É inegável que esta lei estimulou o crescimento dos sectores protegidos. Contudo, ao desencadear tensões comerciais, provocou a retaliação de outros Estados-nações. Os preços dos bens de consumo aumentaram atingindo duramente a classe média e baixa americana. Resultado? Nas eleições intercalares de 1890, os republicamos sofreram uma derrota brutal. Perderam 83 congressistas, entre os quais McKinley, e a maioria na Câmara dos Representantes. Porém, este não mudou de ideias e assim que foi empossado Presidente dos EUA (4 de março de 1897), convocou uma sessão especial do Congresso para rever os impostos alfandegários. 20 dias depois, sancionou a Tarifa Dingley, a maior tarifa proteccionista da história americana até então.

Penso que há outro aspecto da presidência McKinley que agrada a Trump. Foi com McKinley que os EUA começaram a ser um império. Já em 1890, alguns republicanos sonhavam com a anexação do Canadá, acreditando que a pressão económica seria um meio para esse fim. No entanto, o efeito foi o contrário. Os nacionalistas canadianos não gostaram da coerção e aprofundaram os seus laços com o Império Britânico. Apesar desse “revés”, os EUA anexaram o Havai e, após a vitória na Guerra hispano-americana, através do Tratado de Paris, adquiriram as Filipinas, Guam e Porto Rico, garantindo também influência sobre Cuba.

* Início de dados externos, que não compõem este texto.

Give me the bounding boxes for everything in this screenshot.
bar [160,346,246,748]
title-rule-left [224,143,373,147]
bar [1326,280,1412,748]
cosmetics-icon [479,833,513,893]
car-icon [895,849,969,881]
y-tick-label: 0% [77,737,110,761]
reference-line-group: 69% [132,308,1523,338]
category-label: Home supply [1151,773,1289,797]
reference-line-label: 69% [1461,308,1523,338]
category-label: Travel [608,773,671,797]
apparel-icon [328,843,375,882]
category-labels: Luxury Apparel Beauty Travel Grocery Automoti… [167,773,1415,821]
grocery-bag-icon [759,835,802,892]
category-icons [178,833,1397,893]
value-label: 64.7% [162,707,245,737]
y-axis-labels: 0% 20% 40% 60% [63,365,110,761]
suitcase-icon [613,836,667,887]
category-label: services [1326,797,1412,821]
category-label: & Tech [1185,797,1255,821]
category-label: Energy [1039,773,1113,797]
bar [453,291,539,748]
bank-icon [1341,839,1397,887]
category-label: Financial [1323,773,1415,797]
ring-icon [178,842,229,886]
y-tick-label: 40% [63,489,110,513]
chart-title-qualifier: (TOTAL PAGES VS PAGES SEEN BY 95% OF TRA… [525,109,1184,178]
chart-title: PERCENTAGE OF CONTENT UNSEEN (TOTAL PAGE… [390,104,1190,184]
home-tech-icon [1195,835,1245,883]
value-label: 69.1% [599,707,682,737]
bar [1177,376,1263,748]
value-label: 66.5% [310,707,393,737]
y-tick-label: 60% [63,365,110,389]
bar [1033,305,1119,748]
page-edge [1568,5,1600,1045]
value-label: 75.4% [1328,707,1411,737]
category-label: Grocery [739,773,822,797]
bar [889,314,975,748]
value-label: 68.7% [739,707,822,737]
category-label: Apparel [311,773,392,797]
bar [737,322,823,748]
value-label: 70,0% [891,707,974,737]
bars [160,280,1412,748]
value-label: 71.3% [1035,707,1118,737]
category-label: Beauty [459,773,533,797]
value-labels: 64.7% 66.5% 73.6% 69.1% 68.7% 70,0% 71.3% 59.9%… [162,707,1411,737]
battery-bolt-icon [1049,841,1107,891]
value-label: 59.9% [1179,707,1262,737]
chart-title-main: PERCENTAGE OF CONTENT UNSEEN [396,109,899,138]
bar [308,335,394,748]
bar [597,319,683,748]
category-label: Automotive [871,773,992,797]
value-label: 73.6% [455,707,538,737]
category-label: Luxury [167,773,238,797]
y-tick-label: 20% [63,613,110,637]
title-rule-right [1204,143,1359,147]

Em 2025, para além de imitar as políticas tarifárias de McKinley, que diz Trump sobre o Canadá? E sobre o uso de força militar como instrumento para ter o controlo do Canal do Panamá e da Gronelândia? Por muito que possam ser alegadas semelhanças entre as circunstâncias económicas proto-industriais de 1880 e as pós-industriais de 2020, algo é inquestionavelmente distinto e factual no mundo contemporâneo:

  • O colonialismo acabou;
  • O contexto do comércio internacional, baseado em cadeias de abastecimento globais profundamente integradas é diferente e mais complexo;
  • Até o Gold Standart Act, assinado por McKinley em 1900, foi abandonado por Nixon em 1973.

Já há muito tempo que a história comprovou as consequências do mercantilismo. Tal como também o fizeram as ideias de Adam Smith, as vantagens comparativas de Ricardo, a teoria de Heckscher-Ohlin, o teorema de Stolper-Samuelson, a nova teoria do comércio de Krugman. Trump é dos poucos que não aprendeu as lições da história.

O mercantilismo trumpriano é apenas uma das facetas do trumpismo. Este, no seu conjunto, é um retrocesso histórico e civilizacional para uma época onde a lei do mais forte imperava e onde havia mais intervencionismo estatal, menos concorrência e menos liberdade.

Não admira que seja um anacronismo!

Post-Scriptum:

Sempre houve intervencionismo estatal. Isso não é novidade. Mas as decisões de Trump revelam o mesmo tipo de socialismo que ele critica aos seus adversários. E isso é incoerente e incompreensível.